Life lessons from the saddle

by Sara Gordon–

Littlestown, Pa., June 28, 2018 – Warming Up: A rider competing in the hunter division warms up for her over-fences class at the Swan Lake Horse Show. Photo: Sara Gordon

When I was four years old, I was hoisted up onto the back of an elderly Arabian horse and instructed to “grab mane and hold on tight.” Seventeen years later, I never stopped holding on as I continue to enjoy being an equestrian and surrounding myself with what I love most: horses.

My experience riding horses has not only improved my skills as an equestrian but also who I am as a person. When you spend the majority of your life interacting with thousand-pound animals with minds of their own, you tend to learn a thing or two, whether you’re in the saddle or out of it.

1. There’s no shame in falling down.
I vividly remember a riding lesson where my horse threw me off, into a jump, nearly four times in a row. It hurt more each time to stand back up, put my foot in the stirrup and get back on, but I did it. If you decide to walk away after falling off, there’s a high chance you’ll never get back in the saddle again. You owe it to yourself to stand up, dust yourself off and keep trying. Your resiliency and strength will only excel from there.
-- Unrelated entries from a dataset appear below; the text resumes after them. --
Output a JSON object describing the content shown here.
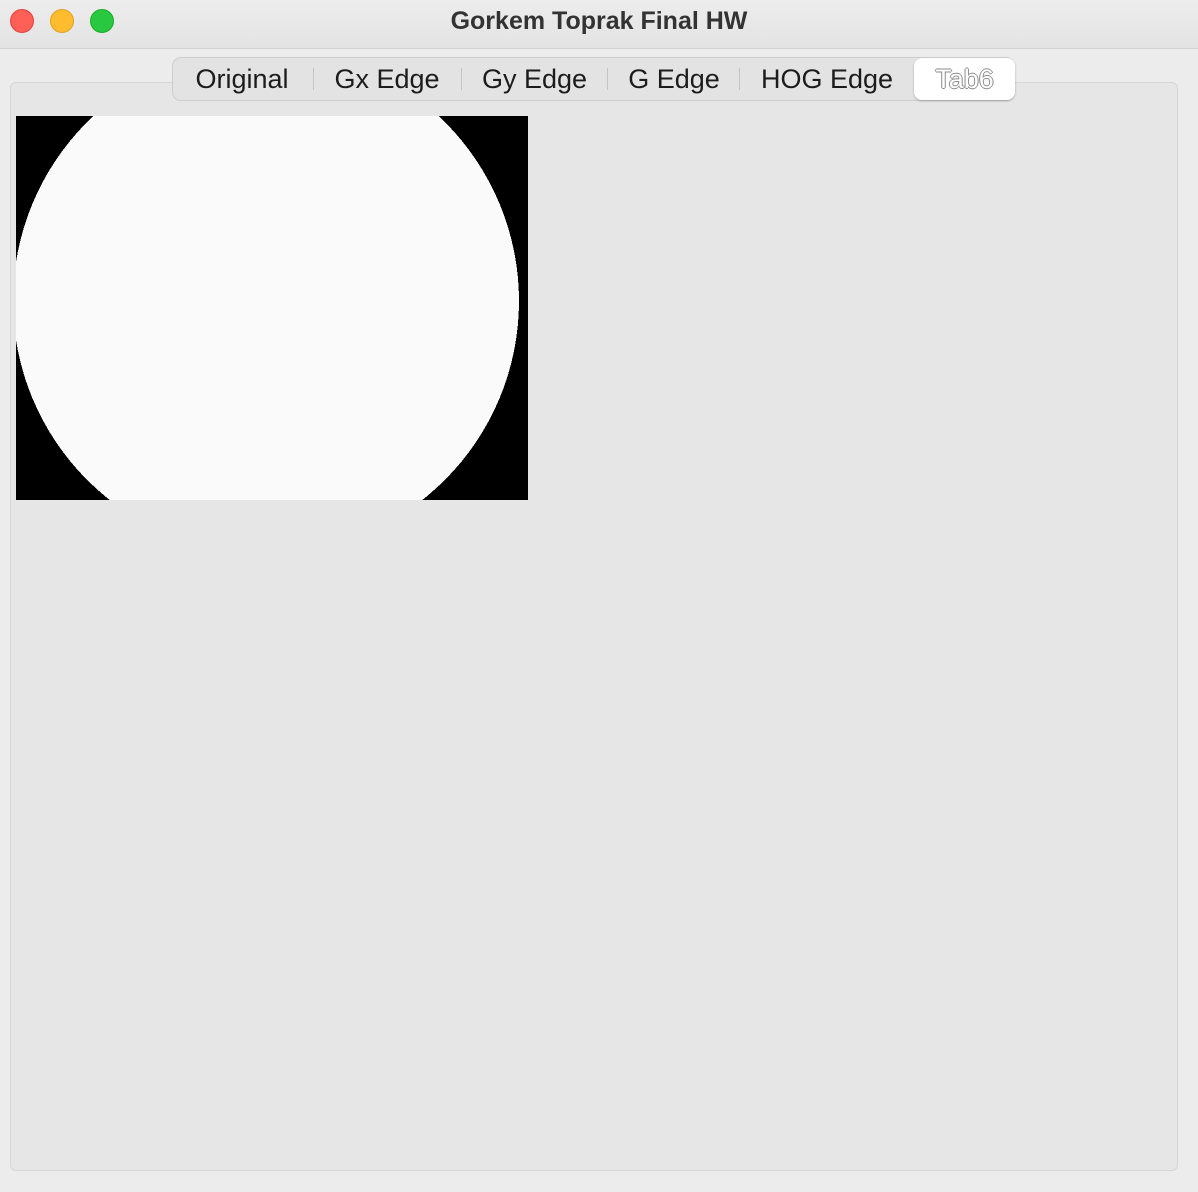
{
  "window": {
    "title": "Gorkem Toprak Final HW"
  },
  "window_controls": {
    "close": "close-button",
    "minimize": "minimize-button",
    "zoom": "zoom-button"
  },
  "tabs": [
    {
      "label": "Original",
      "selected": false
    },
    {
      "label": "Gx Edge",
      "selected": false
    },
    {
      "label": "Gy Edge",
      "selected": false
    },
    {
      "label": "G Edge",
      "selected": false
    },
    {
      "label": "HOG Edge",
      "selected": false
    },
    {
      "label": "Tab6",
      "selected": true
    }
  ],
  "image": {
    "description_colors": {
      "background": "#000000",
      "shape": "#fafafa"
    }
  }
}
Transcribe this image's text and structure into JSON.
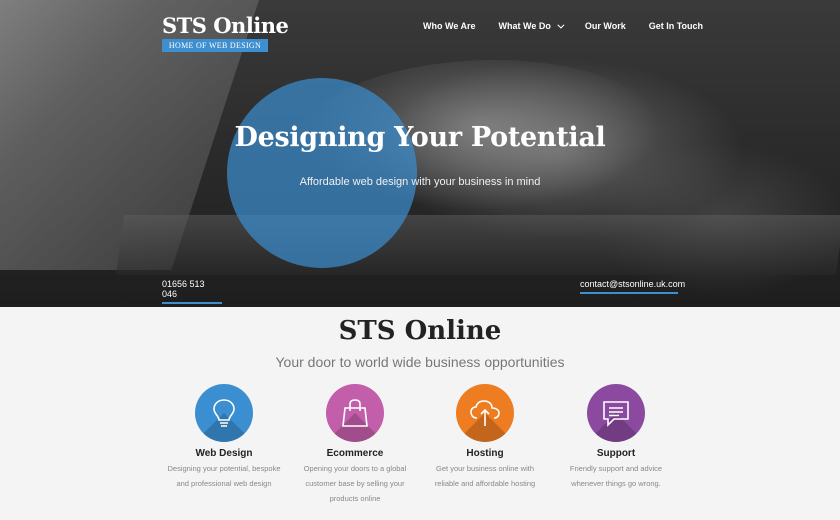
{
  "brand": {
    "name": "STS Online",
    "tagline": "HOME OF WEB DESIGN"
  },
  "nav": {
    "items": [
      {
        "label": "Who We Are"
      },
      {
        "label": "What We Do"
      },
      {
        "label": "Our Work"
      },
      {
        "label": "Get In Touch"
      }
    ]
  },
  "hero": {
    "title": "Designing Your Potential",
    "subtitle": "Affordable web design with your business in mind",
    "phone": "01656 513 046",
    "email": "contact@stsonline.uk.com"
  },
  "intro": {
    "title": "STS Online",
    "subtitle": "Your door to world wide business opportunities"
  },
  "features": [
    {
      "title": "Web Design",
      "icon": "lightbulb-icon",
      "color": "#3b8fd1",
      "desc": "Designing your potential, bespoke and professional web design"
    },
    {
      "title": "Ecommerce",
      "icon": "shopping-bag-icon",
      "color": "#c35eaa",
      "desc": "Opening your doors to a global customer base by selling your products online"
    },
    {
      "title": "Hosting",
      "icon": "cloud-upload-icon",
      "color": "#ee7d22",
      "desc": "Get your business online with reliable and affordable hosting"
    },
    {
      "title": "Support",
      "icon": "speech-bubble-icon",
      "color": "#8b4aa0",
      "desc": "Friendly support and advice whenever things go wrong."
    }
  ]
}
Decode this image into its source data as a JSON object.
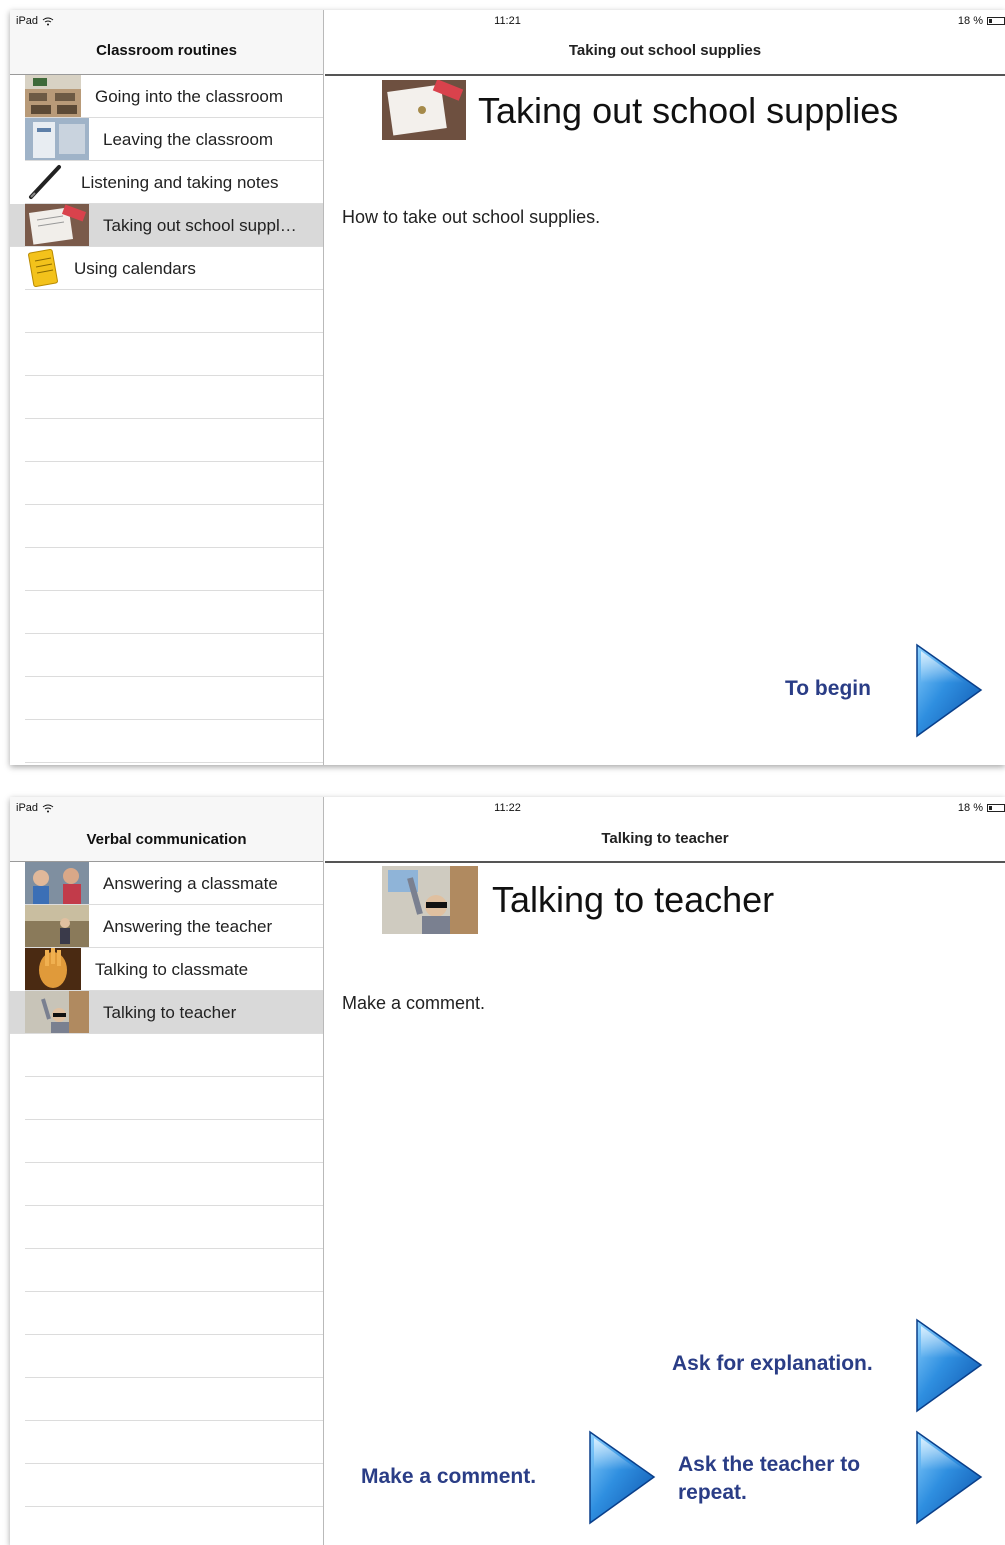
{
  "screens": [
    {
      "status": {
        "device": "iPad",
        "time": "11:21",
        "battery": "18 %"
      },
      "sidebar": {
        "title": "Classroom routines",
        "items": [
          {
            "label": "Going into the classroom",
            "selected": false
          },
          {
            "label": "Leaving the classroom",
            "selected": false
          },
          {
            "label": "Listening and taking notes",
            "selected": false
          },
          {
            "label": "Taking out school suppl…",
            "selected": true
          },
          {
            "label": "Using calendars",
            "selected": false
          }
        ]
      },
      "main": {
        "header": "Taking out school supplies",
        "title": "Taking out school supplies",
        "description": "How to take out school supplies.",
        "actions": [
          {
            "label": "To begin"
          }
        ]
      }
    },
    {
      "status": {
        "device": "iPad",
        "time": "11:22",
        "battery": "18 %"
      },
      "sidebar": {
        "title": "Verbal communication",
        "items": [
          {
            "label": "Answering a classmate",
            "selected": false
          },
          {
            "label": "Answering the teacher",
            "selected": false
          },
          {
            "label": "Talking to classmate",
            "selected": false
          },
          {
            "label": "Talking to teacher",
            "selected": true
          }
        ]
      },
      "main": {
        "header": "Talking to teacher",
        "title": "Talking to teacher",
        "description": "Make a comment.",
        "actions": [
          {
            "label": "Ask for explanation."
          },
          {
            "label": "Make a comment."
          },
          {
            "label": "Ask the teacher to repeat."
          }
        ]
      }
    }
  ],
  "colors": {
    "accent_text": "#2a3d86",
    "arrow_blue": "#2f8fe0",
    "selected_row": "#d9d9d9"
  }
}
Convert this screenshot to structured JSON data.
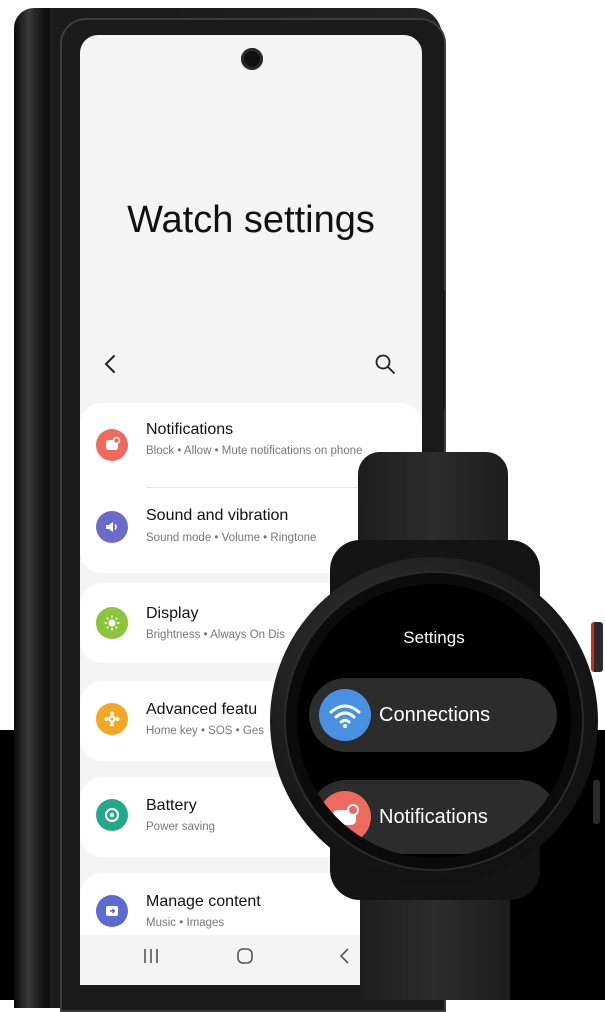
{
  "phone": {
    "title": "Watch settings",
    "items": [
      {
        "label": "Notifications",
        "sub": "Block • Allow • Mute notifications on phone",
        "icon": "notifications-icon",
        "color": "#ef6a5e"
      },
      {
        "label": "Sound and vibration",
        "sub": "Sound mode • Volume • Ringtone",
        "icon": "sound-icon",
        "color": "#6c6acb"
      },
      {
        "label": "Display",
        "sub": "Brightness • Always On Dis",
        "icon": "display-icon",
        "color": "#8cc43c"
      },
      {
        "label": "Advanced featu",
        "sub": "Home key • SOS • Ges",
        "icon": "advanced-features-icon",
        "color": "#f5a623"
      },
      {
        "label": "Battery",
        "sub": "Power saving",
        "icon": "battery-icon",
        "color": "#25a88a"
      },
      {
        "label": "Manage content",
        "sub": "Music • Images",
        "icon": "manage-content-icon",
        "color": "#5b6bd0"
      }
    ]
  },
  "watch": {
    "title": "Settings",
    "items": [
      {
        "label": "Connections",
        "icon": "wifi-icon",
        "color": "#4a90e2"
      },
      {
        "label": "Notifications",
        "icon": "notifications-icon",
        "color": "#ef6a5e"
      }
    ]
  }
}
2. Awareness of yourself will benefit your relationship with others.
Riding isn’t just a hobby or a sport. It requires the formation of a bond between horse and rider, establishing a relationship that relies on mutual respect and reassurance. A horse has the unique ability to sense the emotional state of their rider, which can personally impact the way the horse behaves. When I get nervous, my horse feeds off of that and tenses up. Yet when I ride with confidence, our ability as a pair feels unstoppable. If you respect and believe in yourself, along with those around you, success is guaranteed.

3. The work put into something is more important than what you get out of it.
When it comes to horse shows, the blue ribbon (first place) is seemingly the most coveted prize one can earn. However, after experiencing issues with my horse refusing to jump for a few years, the goal of winning a ribbon became the lowest priority. Instead, I found more pride in the hard work I put in and how my horse improved from that commitment, which helped us get over our rough patch and only made us stronger. Winning is wonderful and it makes you feel good, but the effort you put in to get to that point is something that will always trump the physical award.

At the end of the day, the best thing you can ever do is get back into the saddle.